Claire Borotra, SDF dans Le Code : « Je dois avouer qu’au départ, je n’étais pas hyper à l’aise »

Publié le 11 janvier 2023 à 10:29
Gilles Gustine/FTV/MAKING PROD
Invitée dans l’épisode 3 de la saison 2 de cette fiction judiciaire, l’actrice joue une femme sans abri qui se retrouve accusée de meurtre. Un personnage qui lui permet de donner toute la mesure de son talent.

Vous nous épatez avec cette nouvelle performance. On ne vous attendait pas dans un tel contre-emploi ! 

Claire Borotra : Merci beaucoup. C’est tellement gentil… Et c’est vrai, ce n’est pas le genre de rôle que l’on me confie habituellement. Mais j’étais heureuse de pouvoir incarner un personnage différent, complexe et poignant. 

Parlez-nous d’Élisabeth Saunier… Qu’est-ce qui a conduit cette femme à vivre dans la rue ? 

Malheureusement, c’est le parcours typique de nombreux SDF : la perte d’un emploi, la fin des droits à l’assurance chômage et la difficulté de retrouver du travail après 50 ans… C’est ce qui est arrivé à cette ancienne cadre d’une grosse entreprise. Plus de job, plus un sou : la descente aux enfers. Et, comme si ça ne suffisait pas, elle se retrouve avec une accusation de meurtre sur le dos. J’ai trouvé que le personnage était bien écrit et qu’il était le reflet d’une certaine réalité. 

C’est aussi une satire de la société et du regard qu’elle porte sur les SDF… 

Tout à fait. D’ailleurs, les avocates d’Élisabeth vont mettre en avant plusieurs choses très intéressantes : le rejet, la peur et la suspicion systématique parce qu’elle est SDF… C’est terrible.
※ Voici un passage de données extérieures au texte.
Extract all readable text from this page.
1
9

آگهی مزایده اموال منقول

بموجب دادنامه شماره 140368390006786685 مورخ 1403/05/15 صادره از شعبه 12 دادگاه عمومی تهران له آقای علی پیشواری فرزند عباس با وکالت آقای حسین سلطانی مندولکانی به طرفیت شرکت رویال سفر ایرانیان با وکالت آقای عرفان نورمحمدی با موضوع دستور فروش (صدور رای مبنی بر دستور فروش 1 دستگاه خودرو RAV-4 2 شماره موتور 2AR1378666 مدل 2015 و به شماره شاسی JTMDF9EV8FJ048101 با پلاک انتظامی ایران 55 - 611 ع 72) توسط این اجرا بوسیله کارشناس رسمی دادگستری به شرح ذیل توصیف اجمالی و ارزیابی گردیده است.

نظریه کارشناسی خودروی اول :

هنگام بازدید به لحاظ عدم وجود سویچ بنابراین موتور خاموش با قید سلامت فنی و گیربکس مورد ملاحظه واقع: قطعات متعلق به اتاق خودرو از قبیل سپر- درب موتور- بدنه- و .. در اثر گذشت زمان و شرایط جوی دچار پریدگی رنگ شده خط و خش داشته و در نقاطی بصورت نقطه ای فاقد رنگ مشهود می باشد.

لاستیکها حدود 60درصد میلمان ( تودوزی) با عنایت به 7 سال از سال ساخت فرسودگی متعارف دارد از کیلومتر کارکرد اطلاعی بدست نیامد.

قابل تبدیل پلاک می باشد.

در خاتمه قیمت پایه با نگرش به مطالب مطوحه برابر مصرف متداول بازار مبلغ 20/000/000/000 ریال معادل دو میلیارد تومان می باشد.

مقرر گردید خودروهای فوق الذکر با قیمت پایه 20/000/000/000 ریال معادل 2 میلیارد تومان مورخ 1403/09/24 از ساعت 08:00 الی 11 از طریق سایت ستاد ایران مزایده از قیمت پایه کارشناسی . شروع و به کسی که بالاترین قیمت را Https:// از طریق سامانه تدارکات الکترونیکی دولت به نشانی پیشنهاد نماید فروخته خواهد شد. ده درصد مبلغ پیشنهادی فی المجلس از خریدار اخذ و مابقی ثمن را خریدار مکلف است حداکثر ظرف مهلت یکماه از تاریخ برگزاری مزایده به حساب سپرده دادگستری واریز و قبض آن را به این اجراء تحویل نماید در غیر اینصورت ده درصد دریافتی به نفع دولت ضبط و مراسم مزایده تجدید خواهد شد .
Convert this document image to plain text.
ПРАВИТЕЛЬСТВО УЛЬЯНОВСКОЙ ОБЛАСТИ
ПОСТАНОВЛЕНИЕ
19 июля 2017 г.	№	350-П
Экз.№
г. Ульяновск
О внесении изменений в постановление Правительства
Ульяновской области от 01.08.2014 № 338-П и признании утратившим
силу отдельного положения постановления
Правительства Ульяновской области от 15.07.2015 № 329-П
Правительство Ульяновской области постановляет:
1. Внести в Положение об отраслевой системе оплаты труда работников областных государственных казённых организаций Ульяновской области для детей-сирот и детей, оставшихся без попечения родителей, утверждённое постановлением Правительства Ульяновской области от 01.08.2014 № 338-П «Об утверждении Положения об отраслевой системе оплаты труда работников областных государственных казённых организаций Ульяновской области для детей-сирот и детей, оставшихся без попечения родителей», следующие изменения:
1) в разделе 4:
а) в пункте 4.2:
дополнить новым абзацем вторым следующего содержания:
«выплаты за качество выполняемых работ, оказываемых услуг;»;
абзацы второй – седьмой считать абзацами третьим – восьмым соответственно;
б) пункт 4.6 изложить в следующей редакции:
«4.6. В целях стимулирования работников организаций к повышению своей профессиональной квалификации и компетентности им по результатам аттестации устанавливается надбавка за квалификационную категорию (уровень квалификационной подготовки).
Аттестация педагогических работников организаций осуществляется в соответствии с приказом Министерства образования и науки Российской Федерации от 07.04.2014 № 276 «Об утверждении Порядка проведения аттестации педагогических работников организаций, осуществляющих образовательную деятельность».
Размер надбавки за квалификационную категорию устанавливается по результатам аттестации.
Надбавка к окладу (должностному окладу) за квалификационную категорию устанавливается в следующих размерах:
Cet épisode était un bon moyen de mettre en lumière cette problématique, que je trouve particulièrement violente et à la fois touchante. 

Comment vous êtes-vous préparée pour entrer dans la peau de ce personnage ? 

Je passe ma vie à observer ce qui se passe autour de moi. À écouter les gens… J’ai travaillé, en tant que bénévole, dans des associations qui accueillent des personnes sans ressources. J’ai accompagné celles et ceux qui voulaient s’en sortir… Et je continue de discuter avec les SDF que je croise dans la rue. Je n’ai donc pas eu de difficulté à me plonger dans ce parcours de vie cabossé. 

La beauté est un atout indéniable dans votre métier. Avez-vous eu quelques hésitations avant d’accepter ce rôle au physique ingrat ? 

Je dois avouer qu’au départ, je n’étais pas hyper à l’aise. Je ne me regardais pas dans la glace pendant que la maquilleuse me rajoutait des cernes et salissait mon visage. Mais je considérais que c’était le minimum pour pouvoir incarner ce personnage. Je me devais de ne pas me soucier de mon apparence physique. 

En 2023, vous serez à l’affiche de la série Les Randonneuses. Encore un rôle fort ! 

En termes de charge émotionnelle, je peux dire que j’ai été gâtée, ces derniers temps ! Cette comédie, réalisée par Frédéric Berthe, raconte l’histoire de six femmes qui ont l’idée folle de partir à l’assaut d’un sommet en haute montagne. Un défi complètement dingue, d’autant plus qu’elles sont touchées, de près ou de loin, par le cancer. Une aventure humaine, entre rires et larmes, qui va les rapprocher pour toujours.